Scientist Peter Herzig, who developed sonar crafts which are meant to map the oceans, explained how sonar can help identify the density of an object that's located.
"Based on the reflection of the sonar waves, we can determine whether it's a hard or soft reflector," Herzig said. A hard reflector could be the metal from a plane.
The black box is also supposed to send a sonar "ping" in case of a crash into water. However, this can't be heard over long distances. Although the government of Malaysia has two submarines, it has not yet employed them to help find a possible wreck. It was reported that fishermen are using sonar to search for the missing Malaysia Airlines flight.
Crowdsourcing satellite initiative
Another high-tech means for trying to locate the missing flight is a crowdsourcing initiative based on satellite imagery. Colorado-based satellite network company DigitalGlobe is providing satellite imagery of the search area to its daughter company Tomnod, a humanitarian platform that cuts the images into small chunks and allows volunteers to search for and tag any out-of-the-ordinary items on the ocean surface.
DigitalGlobe ocean images currently being analyzed date from March 9 and cover more than 2,600 square kilometres (1,000 square miles). The Tomnod platform makes sure that more than one volunteer reviews each image, although users can search through and tag as many images as they want.

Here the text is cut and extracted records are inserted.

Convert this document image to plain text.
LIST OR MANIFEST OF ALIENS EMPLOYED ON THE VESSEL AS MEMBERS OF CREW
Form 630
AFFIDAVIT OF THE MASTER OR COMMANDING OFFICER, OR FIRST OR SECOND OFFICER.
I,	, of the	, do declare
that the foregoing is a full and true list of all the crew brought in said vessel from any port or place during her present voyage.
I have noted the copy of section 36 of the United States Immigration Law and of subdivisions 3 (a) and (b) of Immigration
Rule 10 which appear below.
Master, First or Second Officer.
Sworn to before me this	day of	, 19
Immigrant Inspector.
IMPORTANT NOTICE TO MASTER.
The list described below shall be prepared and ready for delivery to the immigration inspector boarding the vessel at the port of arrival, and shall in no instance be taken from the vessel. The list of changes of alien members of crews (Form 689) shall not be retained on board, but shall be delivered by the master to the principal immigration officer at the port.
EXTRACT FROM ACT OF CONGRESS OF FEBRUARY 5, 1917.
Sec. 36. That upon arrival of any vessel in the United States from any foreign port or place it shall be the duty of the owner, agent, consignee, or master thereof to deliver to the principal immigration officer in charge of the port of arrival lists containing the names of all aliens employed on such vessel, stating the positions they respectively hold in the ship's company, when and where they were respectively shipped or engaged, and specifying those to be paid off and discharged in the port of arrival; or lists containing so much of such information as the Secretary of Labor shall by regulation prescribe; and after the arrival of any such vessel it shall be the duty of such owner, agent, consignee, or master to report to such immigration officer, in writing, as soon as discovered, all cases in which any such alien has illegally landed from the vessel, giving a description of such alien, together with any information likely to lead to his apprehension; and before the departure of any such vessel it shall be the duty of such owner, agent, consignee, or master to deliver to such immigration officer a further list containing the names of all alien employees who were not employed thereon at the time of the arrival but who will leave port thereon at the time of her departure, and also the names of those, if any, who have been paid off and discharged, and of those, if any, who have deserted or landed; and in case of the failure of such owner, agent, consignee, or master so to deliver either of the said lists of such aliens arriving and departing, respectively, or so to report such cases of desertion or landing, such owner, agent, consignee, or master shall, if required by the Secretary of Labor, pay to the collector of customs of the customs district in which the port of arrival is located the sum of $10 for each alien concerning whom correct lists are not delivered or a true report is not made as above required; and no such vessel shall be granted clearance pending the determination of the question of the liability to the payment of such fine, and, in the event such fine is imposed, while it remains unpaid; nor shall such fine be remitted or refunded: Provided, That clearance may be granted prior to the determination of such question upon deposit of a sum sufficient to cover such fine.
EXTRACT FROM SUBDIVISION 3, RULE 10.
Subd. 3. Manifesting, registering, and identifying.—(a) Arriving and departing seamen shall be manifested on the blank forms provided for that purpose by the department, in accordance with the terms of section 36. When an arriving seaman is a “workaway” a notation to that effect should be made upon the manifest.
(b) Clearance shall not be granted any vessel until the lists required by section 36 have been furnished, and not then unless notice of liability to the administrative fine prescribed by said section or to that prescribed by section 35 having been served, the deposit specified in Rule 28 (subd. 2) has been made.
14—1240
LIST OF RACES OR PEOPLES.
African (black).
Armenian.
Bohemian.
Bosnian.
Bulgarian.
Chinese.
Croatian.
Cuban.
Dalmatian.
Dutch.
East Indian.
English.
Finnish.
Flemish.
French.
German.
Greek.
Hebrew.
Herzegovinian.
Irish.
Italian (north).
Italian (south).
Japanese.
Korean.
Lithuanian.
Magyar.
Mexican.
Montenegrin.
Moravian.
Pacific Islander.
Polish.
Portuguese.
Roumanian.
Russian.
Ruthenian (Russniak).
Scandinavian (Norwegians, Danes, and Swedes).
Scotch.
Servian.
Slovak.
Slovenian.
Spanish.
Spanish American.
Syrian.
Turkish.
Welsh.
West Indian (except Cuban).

After passing through the first filter of the crowd, a Tomnod algorithm identifies significant images to pass along to professional imagery analysts, which - if deemed important - will then be communicated to search and rescue efforts, explained Patrick Meier, a humanitarian technology specialist who has collaborated on the Tomnod project.
"It's adding some data quality control mechanisms within the wisdom of the crowd," Meier told DW.
A similar Tomnod crowdsourcing initiative was used to estimate the number of internally displaced in Somalia in 2011, in order to assist the United Nations in its refugee relief efforts.
Tomnod administrators say that with more than 100,000 page views every minute, they have been struggling to keep the site running. And they've not seen any breakthroughs yet. "It's really quite extraordinary that no one has seen a sign of this aircraft," Meier said.